ATLANTA _ Winning in dramatic fashion has become a thing for the Braves and Brandon Phillips, who got a walk-off win for the second day in a row Sunday against the Marlins.
Phillips, aka "Dat Dude," hit a one-out RBI single in the ninth inning to give the Braves a 5-4 win against the Marlins on Sunday at SunTrust Park, one day after he hit a walk-off single in the 10th inning to beat the Marlins.
Phillips has eight walk-off hits in his career and two for the Braves, both of those this weekend.
After Johan Camargo reached on a one-out infield single and went to third on Ender Inciarte's single, Phillips hit a ground-ball single up the middle to give the Braves their 11th win in their last at-bat, after they entered Sunday tied for the major league lead in that category.
Camargo, a rookie, had also played a big role in the Braves' four-run seventh inning Sunday when they erased a 2-0 deficit.
For six innings Sunday, the Braves appeared headed for a fifth offensively challenged loss in six home games and Marlins starter Jose Urena was in line for his fourth consecutive win.
Then the Braves, after managing one hit through six innings, got five hits and four runs in the seventh to turn a two-run deficit into a two-run lead, putting them in position for second consecutive late-innings comeback win to clinch the series.
However, it took reliever Jose Ramirez just two batters in the eighth inning to give back the lead on a Marcell Ozuna home run after a leadoff walk by Christian Yelich. If the Braves were going to pull out a late-innings win, they'd have to take the lead twice.
And they did. Against a Marlins team that had won 14 of 20 games before losing two Saturday and Sunday.
Urena was a different kind of effectively wild, hitting three batters with pitches before the end of the third inning but allowing just one hit and one walk through six innings. He wasn't charged with a run until after he left the game following two singles to start the seventh.
Braves manager Brian Snitker was ejected for arguing after Matt Adams struck out looking to end the sixth inning, an inning that saw the Braves draw two walks within the first three batters but fail to talk advantage.
The only scoring before the Braves' four-run seventh inning came on Justin Bour's two-run single in the sixth against Braves starter Mike Foltynewicz, who allowed seven hits, two runs and two walks with four strikeouts in six innings.
Bour has a career-high 11 homers, 30 RBIs and an OPS above 1.000 in 37 games against the Braves, but he's hardly just an Atlanta nemesis: In his past 25 games before Sunday, he hit .395 with 13 homers, 24 RBIs and a .458 OBP and 1.354 OPS. He had six hits, three homers and four RBIs in five games against the Braves in that span, then added two more hits and two RBIs Sunday.

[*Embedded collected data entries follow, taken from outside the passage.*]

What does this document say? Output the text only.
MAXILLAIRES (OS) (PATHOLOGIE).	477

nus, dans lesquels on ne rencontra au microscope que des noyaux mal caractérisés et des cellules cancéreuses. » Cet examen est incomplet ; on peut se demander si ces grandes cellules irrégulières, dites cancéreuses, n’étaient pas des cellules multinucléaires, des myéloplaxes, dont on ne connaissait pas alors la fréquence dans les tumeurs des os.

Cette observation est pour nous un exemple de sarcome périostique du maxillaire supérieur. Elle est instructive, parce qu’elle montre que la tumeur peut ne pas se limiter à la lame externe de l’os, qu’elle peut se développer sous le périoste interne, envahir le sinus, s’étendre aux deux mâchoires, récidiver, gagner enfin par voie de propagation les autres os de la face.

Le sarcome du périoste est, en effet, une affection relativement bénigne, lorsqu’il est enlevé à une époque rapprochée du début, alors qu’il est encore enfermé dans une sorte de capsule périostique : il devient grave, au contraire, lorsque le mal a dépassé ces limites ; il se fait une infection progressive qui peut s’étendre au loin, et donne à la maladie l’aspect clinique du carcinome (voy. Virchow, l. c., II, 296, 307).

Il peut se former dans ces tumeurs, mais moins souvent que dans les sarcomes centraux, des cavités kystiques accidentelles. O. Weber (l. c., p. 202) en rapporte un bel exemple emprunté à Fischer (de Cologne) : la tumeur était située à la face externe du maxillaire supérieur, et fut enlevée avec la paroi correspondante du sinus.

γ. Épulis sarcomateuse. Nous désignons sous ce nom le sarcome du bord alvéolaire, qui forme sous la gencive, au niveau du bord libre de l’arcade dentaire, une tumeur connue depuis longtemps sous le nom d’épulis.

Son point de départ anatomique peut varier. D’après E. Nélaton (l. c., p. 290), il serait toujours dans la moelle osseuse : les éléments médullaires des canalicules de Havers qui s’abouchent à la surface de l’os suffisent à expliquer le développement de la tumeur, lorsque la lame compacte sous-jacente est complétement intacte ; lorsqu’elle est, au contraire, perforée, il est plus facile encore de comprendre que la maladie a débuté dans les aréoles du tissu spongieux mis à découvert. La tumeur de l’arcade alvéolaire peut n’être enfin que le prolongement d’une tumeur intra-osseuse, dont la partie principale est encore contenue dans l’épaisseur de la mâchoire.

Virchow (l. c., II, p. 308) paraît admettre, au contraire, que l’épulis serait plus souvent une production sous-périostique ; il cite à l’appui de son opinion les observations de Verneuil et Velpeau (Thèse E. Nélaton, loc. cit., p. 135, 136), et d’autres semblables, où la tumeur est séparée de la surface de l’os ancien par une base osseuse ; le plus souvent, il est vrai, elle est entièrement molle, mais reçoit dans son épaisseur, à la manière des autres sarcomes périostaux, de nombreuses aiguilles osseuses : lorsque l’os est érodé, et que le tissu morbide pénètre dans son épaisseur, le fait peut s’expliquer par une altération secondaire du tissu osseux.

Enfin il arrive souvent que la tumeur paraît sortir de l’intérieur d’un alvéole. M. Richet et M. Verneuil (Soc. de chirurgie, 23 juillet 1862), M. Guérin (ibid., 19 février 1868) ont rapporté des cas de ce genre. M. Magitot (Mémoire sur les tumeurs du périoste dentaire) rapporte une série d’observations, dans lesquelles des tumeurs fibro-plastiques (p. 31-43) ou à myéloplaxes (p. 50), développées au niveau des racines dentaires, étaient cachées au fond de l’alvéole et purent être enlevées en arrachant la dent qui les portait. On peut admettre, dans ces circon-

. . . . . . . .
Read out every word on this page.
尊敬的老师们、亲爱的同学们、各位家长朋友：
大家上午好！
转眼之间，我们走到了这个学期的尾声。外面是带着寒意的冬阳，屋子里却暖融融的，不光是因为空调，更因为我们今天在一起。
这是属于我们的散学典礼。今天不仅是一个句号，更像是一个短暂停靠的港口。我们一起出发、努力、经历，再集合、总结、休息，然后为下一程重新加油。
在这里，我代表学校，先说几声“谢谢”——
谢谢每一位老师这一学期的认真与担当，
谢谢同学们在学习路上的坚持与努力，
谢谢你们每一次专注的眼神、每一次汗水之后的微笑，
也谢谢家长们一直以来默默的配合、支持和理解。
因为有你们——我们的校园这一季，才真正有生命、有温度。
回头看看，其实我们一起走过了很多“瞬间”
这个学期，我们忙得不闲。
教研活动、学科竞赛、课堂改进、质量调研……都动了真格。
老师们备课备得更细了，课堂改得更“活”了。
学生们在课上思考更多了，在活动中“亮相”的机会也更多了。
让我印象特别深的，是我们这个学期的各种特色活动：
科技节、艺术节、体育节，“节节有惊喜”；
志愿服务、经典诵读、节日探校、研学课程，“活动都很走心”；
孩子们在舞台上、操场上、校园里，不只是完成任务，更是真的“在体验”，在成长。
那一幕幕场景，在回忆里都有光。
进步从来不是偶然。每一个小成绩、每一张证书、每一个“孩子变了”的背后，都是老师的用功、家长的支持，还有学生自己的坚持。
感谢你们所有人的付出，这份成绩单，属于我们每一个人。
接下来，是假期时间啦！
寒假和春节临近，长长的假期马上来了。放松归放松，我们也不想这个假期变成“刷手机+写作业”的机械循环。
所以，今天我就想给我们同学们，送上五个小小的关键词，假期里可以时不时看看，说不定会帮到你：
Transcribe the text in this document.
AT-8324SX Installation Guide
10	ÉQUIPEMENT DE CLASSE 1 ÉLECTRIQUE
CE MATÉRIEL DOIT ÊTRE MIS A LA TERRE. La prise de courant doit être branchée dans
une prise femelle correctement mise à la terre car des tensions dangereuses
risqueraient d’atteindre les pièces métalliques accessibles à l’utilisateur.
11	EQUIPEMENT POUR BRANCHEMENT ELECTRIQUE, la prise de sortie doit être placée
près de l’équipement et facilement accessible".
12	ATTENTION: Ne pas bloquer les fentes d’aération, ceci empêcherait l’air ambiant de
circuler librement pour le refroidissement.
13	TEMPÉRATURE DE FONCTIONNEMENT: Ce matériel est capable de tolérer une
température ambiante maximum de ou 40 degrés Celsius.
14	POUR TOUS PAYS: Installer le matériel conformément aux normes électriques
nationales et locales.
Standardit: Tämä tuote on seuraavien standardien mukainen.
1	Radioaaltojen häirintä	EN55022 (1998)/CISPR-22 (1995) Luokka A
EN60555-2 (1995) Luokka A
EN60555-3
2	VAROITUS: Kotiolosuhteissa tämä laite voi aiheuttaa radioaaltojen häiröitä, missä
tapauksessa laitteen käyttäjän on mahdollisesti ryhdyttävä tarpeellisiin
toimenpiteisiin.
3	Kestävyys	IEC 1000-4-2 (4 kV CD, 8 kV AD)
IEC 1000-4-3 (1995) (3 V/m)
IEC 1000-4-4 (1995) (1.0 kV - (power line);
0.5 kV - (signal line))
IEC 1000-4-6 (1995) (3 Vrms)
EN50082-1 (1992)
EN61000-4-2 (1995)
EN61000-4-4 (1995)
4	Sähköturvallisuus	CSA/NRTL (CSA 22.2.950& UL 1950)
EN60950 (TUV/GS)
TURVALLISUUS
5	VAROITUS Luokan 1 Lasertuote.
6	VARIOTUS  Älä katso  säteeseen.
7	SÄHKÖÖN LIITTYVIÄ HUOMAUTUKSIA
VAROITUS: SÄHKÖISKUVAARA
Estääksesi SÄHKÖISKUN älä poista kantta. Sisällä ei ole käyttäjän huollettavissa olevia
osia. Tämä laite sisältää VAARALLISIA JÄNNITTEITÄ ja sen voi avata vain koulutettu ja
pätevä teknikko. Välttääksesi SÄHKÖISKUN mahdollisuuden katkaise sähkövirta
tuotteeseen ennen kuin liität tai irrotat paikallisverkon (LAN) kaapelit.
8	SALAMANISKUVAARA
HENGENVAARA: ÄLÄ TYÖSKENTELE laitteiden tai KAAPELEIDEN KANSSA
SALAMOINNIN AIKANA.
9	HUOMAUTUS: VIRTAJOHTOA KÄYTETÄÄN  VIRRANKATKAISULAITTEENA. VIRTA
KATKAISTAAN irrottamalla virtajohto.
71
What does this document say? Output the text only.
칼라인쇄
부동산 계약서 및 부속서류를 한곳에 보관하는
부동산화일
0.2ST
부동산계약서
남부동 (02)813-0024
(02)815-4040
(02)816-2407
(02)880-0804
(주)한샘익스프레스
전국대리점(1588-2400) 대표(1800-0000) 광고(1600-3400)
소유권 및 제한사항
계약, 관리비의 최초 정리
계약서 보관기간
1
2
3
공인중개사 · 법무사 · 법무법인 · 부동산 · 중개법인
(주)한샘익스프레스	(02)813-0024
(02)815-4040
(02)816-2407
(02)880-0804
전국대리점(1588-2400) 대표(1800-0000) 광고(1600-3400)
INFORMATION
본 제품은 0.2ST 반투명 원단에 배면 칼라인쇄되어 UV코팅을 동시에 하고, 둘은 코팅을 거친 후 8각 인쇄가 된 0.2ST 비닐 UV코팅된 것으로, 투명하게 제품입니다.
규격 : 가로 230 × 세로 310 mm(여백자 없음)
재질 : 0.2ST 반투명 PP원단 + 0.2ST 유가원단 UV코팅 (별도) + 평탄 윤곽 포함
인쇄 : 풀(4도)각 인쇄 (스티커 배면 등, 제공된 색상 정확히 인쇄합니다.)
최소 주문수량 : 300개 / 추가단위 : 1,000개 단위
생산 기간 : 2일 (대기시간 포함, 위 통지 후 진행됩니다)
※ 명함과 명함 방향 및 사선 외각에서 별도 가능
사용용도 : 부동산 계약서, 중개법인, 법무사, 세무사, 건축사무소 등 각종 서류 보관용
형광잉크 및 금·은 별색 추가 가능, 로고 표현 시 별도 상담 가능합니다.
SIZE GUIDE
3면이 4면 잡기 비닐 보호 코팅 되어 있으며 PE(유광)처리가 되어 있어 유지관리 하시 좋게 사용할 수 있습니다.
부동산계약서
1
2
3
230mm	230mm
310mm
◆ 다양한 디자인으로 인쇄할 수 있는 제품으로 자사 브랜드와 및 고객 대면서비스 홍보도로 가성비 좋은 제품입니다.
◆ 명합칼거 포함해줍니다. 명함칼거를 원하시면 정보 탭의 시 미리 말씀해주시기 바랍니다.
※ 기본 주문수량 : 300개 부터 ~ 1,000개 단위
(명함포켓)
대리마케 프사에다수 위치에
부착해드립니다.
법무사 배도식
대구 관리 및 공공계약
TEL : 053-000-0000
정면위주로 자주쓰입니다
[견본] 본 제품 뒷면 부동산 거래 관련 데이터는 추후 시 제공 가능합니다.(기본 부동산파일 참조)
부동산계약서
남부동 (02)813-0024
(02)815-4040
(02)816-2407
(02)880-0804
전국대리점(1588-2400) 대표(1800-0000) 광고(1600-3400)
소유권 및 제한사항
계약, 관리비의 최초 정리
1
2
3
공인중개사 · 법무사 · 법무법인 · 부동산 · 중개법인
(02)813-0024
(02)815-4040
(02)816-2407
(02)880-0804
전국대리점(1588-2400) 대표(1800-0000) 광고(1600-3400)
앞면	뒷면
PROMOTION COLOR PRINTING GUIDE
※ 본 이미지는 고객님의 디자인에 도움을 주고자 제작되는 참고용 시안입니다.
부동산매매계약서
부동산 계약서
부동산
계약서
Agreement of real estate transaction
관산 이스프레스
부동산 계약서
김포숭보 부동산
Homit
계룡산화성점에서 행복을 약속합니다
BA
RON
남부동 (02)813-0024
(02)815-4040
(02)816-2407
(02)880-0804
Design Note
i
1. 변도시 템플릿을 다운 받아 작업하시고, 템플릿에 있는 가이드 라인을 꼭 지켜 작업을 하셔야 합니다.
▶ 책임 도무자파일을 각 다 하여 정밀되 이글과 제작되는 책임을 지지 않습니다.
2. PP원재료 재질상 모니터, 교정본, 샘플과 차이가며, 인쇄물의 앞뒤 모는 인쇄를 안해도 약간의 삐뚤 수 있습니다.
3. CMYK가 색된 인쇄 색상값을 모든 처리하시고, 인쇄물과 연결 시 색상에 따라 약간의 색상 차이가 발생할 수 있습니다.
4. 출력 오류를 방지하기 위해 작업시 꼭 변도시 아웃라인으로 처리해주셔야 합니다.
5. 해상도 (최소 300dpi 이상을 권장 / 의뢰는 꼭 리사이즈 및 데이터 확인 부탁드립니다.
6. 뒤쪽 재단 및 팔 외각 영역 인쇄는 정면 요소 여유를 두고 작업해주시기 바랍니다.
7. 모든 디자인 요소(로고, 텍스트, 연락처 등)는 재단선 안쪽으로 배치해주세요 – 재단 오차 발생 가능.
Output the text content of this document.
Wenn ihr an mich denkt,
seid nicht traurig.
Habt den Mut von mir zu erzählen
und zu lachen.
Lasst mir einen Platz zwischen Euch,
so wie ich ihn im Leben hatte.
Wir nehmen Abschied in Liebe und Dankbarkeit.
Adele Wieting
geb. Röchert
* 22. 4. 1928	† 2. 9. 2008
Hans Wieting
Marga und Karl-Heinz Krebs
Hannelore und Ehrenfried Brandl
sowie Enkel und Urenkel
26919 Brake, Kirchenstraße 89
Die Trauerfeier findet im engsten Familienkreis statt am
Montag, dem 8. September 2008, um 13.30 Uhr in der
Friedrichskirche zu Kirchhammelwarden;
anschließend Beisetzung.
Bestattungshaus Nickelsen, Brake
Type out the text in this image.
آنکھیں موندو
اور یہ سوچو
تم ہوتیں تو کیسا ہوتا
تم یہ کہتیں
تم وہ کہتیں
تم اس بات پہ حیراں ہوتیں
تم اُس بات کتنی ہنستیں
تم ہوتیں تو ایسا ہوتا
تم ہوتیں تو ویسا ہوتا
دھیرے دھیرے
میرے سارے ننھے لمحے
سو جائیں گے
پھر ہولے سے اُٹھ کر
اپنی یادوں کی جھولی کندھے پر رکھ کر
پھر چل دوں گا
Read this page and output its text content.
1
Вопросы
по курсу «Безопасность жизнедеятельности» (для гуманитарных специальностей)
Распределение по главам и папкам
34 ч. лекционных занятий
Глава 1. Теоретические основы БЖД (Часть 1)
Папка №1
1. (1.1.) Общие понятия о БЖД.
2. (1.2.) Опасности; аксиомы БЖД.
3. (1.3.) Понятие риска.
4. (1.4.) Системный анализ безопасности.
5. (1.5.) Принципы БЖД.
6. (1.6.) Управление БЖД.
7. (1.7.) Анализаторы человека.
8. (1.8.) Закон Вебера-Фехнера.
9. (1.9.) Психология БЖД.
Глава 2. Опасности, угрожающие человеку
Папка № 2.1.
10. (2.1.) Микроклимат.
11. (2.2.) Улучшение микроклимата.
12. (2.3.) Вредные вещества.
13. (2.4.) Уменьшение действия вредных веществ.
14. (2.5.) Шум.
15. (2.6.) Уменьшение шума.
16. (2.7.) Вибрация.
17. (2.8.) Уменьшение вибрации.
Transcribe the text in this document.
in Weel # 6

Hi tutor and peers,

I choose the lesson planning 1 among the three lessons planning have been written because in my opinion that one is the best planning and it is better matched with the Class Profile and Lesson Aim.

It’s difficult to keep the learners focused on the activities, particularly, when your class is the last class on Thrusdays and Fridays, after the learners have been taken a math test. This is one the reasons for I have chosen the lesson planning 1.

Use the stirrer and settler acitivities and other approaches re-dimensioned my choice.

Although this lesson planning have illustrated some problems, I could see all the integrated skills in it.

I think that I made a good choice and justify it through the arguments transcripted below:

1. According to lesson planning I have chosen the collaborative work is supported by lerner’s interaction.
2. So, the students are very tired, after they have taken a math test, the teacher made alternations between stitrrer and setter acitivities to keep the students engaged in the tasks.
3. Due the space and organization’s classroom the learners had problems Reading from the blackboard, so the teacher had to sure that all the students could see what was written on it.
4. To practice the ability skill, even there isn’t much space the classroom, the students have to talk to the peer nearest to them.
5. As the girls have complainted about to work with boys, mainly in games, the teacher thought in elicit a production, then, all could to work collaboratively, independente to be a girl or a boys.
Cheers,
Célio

The Braves failed to score after loading the bases with none out in the second inning and didn't get another runner past first base until the seventh inning, when Kurt Suzuki and Dansby Swanson got consecutive singles to start the inning and chase Urena from the game.
With runners on the corners, reliever David Phelps entered the fray to face rookie Rio Ruiz, who hit towering sacrifice fly to cut the lead in half, 2-1. Next up was another rookie, pinch-hitter Camargo, whose single to center scored Swanson with the tying run.
Endere Inciarte followed with the Braves' fourth single in five batters and Camargo hustled from first to third on the hit to shallow center, cooly blowing a bubble as he slid into third on a close play.
In came another right-handed reliever, Nick Wittgren, whose first pitch was driven the other way down the third-base line by Nick Markakis to drive in two more runs and give the Braves a 4-2 lead.
After getting one hit in the first six inning, the Braves got five hits (all singles) in the seventh before the second out of the inning, using that barrage coupled with a walk and a sac fly to turn a two-run deficit into a two-run lead.
Foltynewicz allowed only one runner to advance past first base through five innings, that in the third when JT Riddle drew a leadoff walk, advanced on a sacrifice bunt, went to third on Dee Gordon's infield hit before getting caught in a rundown between third and home when Giancarlo Stanton struck out for an inning-ending double play.
But third time through a lineup has been a weakness for him, and it was again Sunday. Leadoff man Dee Gordon marked the beginning of the third time through the order by starting the sixth inning with a single, and one out later Christian Yelich singled to put runners on first and second. Marcell Ozuna walked to load the bases before Justin Bour's two-out single to center gave the Marlins a 2-0 lead.
Derek Dietrich followed with another single _ that made it four hits, two walks by the first seven batters of the inning _ before Foltynewicz struck out A.J. Ellis and got JT Riddle on a fly-out to end the inning. But the damage was done and it was a two-run deficit on a day when the Braves had only one hit to that point of the game and had advanced a runner past first base in only one inning.